Ofner ließ sich von drei Regenunterbrechungen nicht aus dem Konzept bringen und zeigte neuerlich Comeback-Qualitäten. Das auch deswegen, weil bei Österreichs Nummer eins ausgerechnet im fünften Satz der Aufschlag am besten funktionierte. Für seinen 3:6,4:6,7:6(2),6:2,7:5-Erfolg in der Auftaktrunde gegen den Franzosen Terence Atmane hatte er 3:35 Stunden benötigt, nun war er noch länger auf dem Platz. “Der fünfte Satz war arg, ich habe generell die Müdigkeit gespürt und dass ich relativ am Limit war”, sagte Ofner.
Mitte des Champions-Tiebreaks hätten sich beginnende Krämpfe in beiden Oberschenkeln bemerkbar gemacht.
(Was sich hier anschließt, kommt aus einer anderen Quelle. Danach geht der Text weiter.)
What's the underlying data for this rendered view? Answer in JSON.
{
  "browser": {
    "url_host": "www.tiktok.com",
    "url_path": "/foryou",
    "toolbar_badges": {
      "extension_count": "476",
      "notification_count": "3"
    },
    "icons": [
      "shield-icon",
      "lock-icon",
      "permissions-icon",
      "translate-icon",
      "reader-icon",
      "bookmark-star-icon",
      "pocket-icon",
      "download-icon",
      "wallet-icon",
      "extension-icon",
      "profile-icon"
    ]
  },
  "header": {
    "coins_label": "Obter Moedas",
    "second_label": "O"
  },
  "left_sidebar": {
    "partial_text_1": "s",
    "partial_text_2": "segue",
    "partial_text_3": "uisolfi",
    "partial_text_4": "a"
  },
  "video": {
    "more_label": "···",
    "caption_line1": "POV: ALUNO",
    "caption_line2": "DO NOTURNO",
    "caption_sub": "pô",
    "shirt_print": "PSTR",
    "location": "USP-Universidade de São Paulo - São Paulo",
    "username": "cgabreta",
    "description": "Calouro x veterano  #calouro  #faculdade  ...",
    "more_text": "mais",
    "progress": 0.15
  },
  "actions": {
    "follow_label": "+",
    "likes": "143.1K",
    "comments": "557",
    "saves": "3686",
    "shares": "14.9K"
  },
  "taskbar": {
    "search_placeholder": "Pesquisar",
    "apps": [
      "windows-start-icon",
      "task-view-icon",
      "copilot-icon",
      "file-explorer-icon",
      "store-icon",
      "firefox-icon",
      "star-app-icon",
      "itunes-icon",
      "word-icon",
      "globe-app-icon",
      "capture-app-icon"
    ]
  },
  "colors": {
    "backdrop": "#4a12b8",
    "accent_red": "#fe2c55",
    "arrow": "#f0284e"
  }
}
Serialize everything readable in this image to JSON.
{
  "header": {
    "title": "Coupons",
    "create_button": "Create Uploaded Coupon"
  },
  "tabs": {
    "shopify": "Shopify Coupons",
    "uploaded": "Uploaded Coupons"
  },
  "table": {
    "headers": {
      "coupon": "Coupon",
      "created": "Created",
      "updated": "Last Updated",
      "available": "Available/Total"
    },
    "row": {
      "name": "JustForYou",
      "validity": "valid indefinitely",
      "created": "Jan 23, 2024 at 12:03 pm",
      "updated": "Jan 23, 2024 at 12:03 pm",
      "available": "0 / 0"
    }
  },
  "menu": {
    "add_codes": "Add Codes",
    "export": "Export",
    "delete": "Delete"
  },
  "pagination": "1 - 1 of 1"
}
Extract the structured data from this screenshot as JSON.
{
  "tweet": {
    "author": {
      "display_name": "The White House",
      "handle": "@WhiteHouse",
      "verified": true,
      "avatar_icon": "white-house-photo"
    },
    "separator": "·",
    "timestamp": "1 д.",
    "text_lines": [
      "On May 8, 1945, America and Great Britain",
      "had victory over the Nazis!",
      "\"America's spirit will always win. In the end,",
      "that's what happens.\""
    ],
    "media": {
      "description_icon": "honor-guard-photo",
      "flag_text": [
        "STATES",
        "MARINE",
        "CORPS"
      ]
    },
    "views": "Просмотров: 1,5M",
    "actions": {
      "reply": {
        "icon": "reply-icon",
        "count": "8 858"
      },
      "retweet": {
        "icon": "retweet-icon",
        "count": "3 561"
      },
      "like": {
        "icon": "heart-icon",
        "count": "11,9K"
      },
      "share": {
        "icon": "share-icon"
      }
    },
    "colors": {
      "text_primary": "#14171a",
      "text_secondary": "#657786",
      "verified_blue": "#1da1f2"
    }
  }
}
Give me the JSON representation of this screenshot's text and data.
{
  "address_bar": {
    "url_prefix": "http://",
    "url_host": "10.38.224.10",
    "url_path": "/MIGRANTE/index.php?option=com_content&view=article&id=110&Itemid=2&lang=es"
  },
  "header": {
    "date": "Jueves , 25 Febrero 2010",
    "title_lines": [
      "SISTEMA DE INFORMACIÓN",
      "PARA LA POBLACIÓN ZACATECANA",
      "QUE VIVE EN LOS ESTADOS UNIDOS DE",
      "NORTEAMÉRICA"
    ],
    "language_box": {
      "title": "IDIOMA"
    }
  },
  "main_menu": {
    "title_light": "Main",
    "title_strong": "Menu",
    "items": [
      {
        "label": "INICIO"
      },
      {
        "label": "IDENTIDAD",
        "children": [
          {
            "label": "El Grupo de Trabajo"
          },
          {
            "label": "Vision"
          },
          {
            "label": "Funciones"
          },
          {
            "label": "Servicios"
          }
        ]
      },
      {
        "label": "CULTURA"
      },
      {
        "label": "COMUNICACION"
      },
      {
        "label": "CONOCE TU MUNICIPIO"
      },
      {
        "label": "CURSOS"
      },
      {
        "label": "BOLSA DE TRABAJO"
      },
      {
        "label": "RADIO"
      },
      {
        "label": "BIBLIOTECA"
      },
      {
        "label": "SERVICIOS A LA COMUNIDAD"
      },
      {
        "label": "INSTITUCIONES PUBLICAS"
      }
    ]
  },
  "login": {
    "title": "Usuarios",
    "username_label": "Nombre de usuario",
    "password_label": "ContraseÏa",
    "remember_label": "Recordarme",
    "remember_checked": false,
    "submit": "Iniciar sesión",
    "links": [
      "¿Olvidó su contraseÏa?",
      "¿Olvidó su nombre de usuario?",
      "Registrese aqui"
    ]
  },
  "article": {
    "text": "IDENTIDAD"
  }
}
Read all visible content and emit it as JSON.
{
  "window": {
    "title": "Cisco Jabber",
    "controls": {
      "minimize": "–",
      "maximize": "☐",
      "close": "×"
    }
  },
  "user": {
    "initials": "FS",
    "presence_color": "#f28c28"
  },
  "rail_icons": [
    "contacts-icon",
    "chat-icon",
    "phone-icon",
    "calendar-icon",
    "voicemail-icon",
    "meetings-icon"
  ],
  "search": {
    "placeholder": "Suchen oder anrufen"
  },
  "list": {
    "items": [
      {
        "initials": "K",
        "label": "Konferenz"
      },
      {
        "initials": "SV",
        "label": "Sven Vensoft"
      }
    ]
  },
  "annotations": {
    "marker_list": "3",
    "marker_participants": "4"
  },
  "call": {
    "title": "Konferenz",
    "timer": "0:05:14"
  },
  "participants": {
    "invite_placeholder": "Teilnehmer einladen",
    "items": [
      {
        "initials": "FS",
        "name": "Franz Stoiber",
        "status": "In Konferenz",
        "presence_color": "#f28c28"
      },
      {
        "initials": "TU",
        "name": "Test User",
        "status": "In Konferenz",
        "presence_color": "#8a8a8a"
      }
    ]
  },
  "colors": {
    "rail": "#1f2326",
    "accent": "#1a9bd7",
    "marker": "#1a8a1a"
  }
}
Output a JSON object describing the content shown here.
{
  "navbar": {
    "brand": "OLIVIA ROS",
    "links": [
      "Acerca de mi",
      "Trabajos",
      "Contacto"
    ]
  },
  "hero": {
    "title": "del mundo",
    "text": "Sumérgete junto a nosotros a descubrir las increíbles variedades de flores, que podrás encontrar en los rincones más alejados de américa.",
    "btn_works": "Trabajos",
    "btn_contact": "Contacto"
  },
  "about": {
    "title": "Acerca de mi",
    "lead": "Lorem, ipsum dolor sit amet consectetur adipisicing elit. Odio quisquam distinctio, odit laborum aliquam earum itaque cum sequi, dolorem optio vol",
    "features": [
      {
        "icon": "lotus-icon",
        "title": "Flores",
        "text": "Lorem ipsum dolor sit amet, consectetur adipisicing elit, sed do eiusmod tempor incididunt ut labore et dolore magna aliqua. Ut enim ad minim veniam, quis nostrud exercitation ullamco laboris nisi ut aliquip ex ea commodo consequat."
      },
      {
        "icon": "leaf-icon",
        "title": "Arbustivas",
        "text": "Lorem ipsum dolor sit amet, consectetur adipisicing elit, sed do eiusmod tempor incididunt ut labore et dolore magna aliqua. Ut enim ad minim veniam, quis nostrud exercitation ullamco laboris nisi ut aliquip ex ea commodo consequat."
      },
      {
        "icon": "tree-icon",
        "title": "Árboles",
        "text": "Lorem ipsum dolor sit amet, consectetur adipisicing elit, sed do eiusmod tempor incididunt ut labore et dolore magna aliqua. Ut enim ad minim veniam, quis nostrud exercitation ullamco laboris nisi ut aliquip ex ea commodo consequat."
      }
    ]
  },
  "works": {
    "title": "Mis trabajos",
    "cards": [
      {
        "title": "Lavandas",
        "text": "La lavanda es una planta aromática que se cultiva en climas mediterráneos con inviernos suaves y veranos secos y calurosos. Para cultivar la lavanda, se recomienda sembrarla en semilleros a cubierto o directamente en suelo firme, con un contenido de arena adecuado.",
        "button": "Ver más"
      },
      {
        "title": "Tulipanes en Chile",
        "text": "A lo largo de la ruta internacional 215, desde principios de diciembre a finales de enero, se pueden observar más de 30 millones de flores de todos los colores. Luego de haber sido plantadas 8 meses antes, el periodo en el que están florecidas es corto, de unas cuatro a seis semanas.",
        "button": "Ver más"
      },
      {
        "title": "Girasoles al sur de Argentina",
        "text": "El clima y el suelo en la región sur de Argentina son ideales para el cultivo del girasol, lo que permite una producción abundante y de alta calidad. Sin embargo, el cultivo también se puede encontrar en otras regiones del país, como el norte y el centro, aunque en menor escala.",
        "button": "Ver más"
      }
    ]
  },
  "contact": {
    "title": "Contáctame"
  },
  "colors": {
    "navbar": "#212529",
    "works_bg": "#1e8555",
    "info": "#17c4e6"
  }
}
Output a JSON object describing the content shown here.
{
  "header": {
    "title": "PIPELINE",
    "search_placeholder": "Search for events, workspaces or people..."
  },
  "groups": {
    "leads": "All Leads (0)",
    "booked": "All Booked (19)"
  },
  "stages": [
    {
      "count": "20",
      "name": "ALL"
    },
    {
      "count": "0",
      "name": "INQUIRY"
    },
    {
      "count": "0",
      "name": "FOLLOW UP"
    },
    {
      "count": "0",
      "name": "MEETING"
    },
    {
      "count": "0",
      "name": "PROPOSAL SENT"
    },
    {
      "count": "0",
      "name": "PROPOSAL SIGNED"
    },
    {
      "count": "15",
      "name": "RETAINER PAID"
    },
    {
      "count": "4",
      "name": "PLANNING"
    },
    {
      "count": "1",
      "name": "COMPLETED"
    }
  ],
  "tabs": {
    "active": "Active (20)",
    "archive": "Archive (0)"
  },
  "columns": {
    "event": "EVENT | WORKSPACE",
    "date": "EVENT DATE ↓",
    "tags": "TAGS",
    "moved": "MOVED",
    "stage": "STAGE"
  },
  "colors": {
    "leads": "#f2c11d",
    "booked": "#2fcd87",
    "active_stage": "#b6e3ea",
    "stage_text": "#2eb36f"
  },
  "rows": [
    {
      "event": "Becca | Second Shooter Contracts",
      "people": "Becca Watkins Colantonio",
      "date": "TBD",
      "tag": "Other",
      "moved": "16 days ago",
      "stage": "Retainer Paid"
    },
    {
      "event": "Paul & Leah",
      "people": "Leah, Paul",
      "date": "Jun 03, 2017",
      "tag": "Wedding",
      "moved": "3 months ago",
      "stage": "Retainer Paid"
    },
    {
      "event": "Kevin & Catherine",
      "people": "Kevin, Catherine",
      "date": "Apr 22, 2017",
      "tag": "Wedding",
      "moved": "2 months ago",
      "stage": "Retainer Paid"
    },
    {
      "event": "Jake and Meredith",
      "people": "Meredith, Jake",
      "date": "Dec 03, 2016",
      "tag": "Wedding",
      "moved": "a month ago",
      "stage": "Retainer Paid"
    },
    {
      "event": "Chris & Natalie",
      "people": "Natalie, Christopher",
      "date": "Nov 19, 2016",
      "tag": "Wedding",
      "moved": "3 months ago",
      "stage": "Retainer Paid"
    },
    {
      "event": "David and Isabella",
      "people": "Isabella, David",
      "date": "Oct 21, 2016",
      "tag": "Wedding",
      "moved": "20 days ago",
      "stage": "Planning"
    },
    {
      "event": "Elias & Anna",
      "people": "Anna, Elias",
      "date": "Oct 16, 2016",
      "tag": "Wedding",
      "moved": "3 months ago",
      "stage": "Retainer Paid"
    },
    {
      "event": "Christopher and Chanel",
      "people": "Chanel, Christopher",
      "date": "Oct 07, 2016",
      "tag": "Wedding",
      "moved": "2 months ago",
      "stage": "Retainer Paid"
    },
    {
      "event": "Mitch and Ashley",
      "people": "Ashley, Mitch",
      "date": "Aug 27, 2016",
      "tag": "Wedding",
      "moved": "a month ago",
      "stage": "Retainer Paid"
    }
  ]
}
Dank des komfortablen Vorsprungs sei es ihm leichter gefallen durch zu beißen. “Direkt nach dem Match war es unfassbar, dass ich es so gedreht habe”, meinte der ÖTV-Akteur. Der Sieg sei “ganz weit oben” in seiner persönlichen Highlight-Liste einzuordnen. Allerdings unter dem Sieg gegen Atmane. “Das war noch einmal was Anderes. Mit den Fans, die für ihn waren und der Entscheidung im vierte Satz war das eine kleine Spur drüber”, meinte Ofner. Seine Leistung sei aber definitiv “um einiges besser” gewesen.
Dafür auch die Strapazen größer. Da ist es nicht förderlich, dass er am Freitag wieder spielen muss – und das wie schon in Runde eins gegen einen Lokalmatador, der für das 6:4,6:2,0:6,6:3 über den Kasachen Alexander Schewtschenko “nur” 2:53 Stunden benötigte. Die Partie geht auf dem nicht überdachten Show-Court Simonne-Mathieu über die Bühne. “Ich finde es schon ein bisschen ‘strange’ und komisch, dass man bei einem Grand Slam nach einem Vier-Stunden-Match am nächsten Tag gleich wieder spielt. So einen Stress haben die auch nicht. Aber es ist, wie es ist. Ich werde schauen, dass ich Gas gebe und vielleicht einmal nicht fünf Sätze spiele.”
Moutet bezeichnete er als “ein bisschen eine Wundertüte”. Der 25-Jährige liegt im Ranking als 79. hinter Ofner (45.). Der Steirer darf sich berechtigte Hoffnungen auf die Wiederholung seines Achtelfinal-Einzugs von 2023 machen. “Man weiß bei ihm nie, was passiert, er hat einen unglaublichen Touch, ist ein Lefty, was das Ganze erschwert”, sagte Ofner. So wie am Donnerstag könnte der Regen am Freitag zum Spielverderber werden, in dem Fall wäre Ofner glücklich darüber.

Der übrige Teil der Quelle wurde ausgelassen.